The concept of innovation is interpreted broadly, and may include innovation in translation theory, practice, policy, pedagogy, or methodology. We emphasize the importance of contextualising innovation, recognizing that what constitutes innovation may differ across well-resourced and less-resourced environments. Authors are therefore encouraged to be explicit about how their work represents innovation in its particular context.

The scope of the journal is deliberately interdisciplinary. Contributions may draw on areas such as Translation Studies, Interpreting Studies, Corpus Linguistics, Digital Humanities, Applied Linguistics, Multilingual Education, Artificial Intelligence, Cognitive and Neurolinguistics, Intercultural Communication, Terminology Studies, and Human-Machine Interaction.

Research Articles

Up to 10,000 words (12,000 for specific cases), reporting on theoretical, empirical, or applied studies.

Book Reviews & Reports

2,500–3,000 words addressing innovative topics and recent inquiry in the field.

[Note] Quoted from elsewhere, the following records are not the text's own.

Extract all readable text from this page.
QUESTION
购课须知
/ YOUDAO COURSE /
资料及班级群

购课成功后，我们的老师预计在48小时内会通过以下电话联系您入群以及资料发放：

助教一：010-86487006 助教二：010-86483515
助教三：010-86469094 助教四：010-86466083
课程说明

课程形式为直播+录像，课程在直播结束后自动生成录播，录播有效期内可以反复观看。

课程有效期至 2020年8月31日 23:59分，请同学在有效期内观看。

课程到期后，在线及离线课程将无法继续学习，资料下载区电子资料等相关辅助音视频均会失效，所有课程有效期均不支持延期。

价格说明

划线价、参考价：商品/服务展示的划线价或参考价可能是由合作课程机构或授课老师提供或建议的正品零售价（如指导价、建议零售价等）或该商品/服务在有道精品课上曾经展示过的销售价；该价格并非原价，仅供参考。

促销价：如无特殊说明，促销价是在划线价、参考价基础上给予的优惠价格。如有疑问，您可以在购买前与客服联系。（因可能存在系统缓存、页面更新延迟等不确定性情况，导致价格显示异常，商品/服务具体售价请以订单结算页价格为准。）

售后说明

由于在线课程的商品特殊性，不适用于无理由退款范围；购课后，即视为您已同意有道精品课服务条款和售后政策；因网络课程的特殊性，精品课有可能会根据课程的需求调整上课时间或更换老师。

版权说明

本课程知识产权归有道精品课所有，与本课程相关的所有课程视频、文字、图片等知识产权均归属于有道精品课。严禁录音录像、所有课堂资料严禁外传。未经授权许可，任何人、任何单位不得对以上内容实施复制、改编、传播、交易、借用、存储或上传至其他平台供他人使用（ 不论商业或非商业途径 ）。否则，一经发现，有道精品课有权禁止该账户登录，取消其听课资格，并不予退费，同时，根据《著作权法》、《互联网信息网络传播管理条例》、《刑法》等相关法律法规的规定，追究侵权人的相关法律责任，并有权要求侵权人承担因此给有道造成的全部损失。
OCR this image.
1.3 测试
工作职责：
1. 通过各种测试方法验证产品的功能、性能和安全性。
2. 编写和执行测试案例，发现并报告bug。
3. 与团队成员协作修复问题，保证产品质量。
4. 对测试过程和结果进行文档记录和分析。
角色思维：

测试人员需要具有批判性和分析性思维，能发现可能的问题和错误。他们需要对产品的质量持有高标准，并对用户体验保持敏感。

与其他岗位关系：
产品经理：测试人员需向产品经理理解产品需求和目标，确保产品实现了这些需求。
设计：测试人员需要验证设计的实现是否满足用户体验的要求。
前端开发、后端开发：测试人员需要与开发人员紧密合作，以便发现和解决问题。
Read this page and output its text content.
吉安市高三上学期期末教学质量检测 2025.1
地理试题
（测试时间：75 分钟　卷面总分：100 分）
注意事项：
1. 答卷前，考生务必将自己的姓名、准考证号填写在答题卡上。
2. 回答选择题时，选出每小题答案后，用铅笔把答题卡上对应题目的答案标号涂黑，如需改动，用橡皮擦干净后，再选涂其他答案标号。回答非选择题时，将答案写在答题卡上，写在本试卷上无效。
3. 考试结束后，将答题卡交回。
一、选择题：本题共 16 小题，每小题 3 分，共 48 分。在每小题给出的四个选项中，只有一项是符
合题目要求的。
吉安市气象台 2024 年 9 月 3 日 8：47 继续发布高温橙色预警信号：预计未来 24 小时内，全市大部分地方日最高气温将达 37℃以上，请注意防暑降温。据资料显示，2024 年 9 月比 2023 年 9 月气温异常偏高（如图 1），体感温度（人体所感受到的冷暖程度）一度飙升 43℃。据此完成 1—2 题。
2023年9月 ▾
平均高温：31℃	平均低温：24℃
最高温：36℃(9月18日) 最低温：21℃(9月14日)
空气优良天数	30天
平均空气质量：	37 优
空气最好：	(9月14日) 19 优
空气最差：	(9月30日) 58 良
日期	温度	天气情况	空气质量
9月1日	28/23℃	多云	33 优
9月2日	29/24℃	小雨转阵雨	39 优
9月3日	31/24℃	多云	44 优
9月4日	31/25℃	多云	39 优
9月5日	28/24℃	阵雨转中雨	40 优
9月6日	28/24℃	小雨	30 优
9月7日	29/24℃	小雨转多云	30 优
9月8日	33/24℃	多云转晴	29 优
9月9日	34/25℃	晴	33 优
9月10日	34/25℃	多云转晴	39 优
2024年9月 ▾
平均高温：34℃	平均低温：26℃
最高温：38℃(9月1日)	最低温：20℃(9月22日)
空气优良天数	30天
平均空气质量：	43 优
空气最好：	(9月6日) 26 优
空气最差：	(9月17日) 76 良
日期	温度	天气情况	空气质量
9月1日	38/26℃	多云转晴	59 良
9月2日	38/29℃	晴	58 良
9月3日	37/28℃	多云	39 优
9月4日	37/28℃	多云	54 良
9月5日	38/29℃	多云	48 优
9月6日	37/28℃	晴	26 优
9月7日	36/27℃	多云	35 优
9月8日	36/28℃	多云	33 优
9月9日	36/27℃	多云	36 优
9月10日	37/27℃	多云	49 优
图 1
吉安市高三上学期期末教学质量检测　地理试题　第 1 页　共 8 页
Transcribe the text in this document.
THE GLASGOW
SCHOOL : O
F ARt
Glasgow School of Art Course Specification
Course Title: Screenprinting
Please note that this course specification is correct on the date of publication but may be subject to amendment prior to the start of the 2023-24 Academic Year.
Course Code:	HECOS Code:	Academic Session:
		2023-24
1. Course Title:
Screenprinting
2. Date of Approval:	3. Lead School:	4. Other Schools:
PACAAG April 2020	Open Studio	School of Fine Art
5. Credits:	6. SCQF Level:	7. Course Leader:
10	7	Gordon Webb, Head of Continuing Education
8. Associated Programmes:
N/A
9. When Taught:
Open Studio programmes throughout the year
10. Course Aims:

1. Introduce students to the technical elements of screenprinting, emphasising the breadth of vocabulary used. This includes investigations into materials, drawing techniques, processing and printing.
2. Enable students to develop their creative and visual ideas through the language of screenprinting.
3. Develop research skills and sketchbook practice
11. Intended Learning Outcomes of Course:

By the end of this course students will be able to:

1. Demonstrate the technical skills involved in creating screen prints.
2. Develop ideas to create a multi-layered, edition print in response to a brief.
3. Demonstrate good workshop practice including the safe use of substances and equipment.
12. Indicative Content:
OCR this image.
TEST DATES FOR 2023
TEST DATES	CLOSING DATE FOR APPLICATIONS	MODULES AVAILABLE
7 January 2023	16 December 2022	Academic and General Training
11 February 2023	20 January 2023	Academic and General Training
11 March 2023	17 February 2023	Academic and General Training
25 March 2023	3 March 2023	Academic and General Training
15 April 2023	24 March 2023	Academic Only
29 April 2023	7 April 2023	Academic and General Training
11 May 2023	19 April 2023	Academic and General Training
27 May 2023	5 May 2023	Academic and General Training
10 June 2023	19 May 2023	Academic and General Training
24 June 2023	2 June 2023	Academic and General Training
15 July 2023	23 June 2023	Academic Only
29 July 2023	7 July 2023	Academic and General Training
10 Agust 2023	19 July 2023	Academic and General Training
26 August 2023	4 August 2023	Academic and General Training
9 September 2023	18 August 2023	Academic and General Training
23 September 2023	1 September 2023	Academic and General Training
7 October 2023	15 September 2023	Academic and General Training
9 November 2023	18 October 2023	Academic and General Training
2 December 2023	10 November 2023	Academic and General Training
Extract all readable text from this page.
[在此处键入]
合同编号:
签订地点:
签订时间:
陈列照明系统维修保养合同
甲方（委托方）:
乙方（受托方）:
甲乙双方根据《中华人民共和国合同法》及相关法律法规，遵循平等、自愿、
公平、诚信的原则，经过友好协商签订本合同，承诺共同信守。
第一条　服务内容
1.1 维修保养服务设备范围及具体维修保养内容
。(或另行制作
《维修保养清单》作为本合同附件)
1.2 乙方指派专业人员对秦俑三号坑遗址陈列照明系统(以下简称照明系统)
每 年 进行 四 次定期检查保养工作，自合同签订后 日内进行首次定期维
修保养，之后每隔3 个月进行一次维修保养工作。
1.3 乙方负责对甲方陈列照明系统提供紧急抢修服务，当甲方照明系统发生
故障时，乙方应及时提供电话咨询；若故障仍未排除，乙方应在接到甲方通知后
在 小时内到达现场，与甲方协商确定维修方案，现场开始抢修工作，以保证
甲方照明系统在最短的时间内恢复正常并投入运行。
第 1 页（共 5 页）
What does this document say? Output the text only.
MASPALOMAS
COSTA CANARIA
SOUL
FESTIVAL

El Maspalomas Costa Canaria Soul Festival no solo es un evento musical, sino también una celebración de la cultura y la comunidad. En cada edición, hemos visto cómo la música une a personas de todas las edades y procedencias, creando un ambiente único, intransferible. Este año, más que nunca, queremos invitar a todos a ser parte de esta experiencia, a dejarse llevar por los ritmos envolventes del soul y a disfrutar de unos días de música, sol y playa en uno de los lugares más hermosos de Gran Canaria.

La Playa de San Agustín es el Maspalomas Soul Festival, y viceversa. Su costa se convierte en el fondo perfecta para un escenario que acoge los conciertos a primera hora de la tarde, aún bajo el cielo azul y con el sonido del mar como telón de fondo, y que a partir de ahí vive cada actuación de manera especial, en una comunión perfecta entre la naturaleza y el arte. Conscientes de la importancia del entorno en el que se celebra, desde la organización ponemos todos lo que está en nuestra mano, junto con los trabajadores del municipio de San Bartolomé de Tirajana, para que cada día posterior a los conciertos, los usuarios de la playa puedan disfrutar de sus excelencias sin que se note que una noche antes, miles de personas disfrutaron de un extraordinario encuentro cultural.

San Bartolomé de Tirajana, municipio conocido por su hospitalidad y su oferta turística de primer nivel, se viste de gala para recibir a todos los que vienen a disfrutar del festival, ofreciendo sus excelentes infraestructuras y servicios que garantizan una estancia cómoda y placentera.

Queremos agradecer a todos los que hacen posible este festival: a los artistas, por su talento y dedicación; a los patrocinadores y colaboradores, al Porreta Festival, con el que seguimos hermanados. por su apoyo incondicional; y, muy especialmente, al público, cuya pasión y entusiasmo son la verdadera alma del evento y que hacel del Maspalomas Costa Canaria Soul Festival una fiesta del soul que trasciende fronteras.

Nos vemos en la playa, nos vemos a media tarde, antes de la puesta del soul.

Possible Topics of Inquiry

Translating world cultures
The translatology of the future
Translation as a work of art
Translating Sacred texts
Human sciences and translation
Lexicology & Terminology
Neural machine translation
Applied Linguistics

Specific clusters include: Corpus Linguistics (Parallel/Comparable corpora), Specialized Translation (Legal, Medical, ESP), Technology (CAT tools, Post-editing), Audiovisual (Subtitling, Gaming), Language Policy (Translanguaging, Linguistic landscapes), and Ethics (Censorship, Sociopolitical dimensions).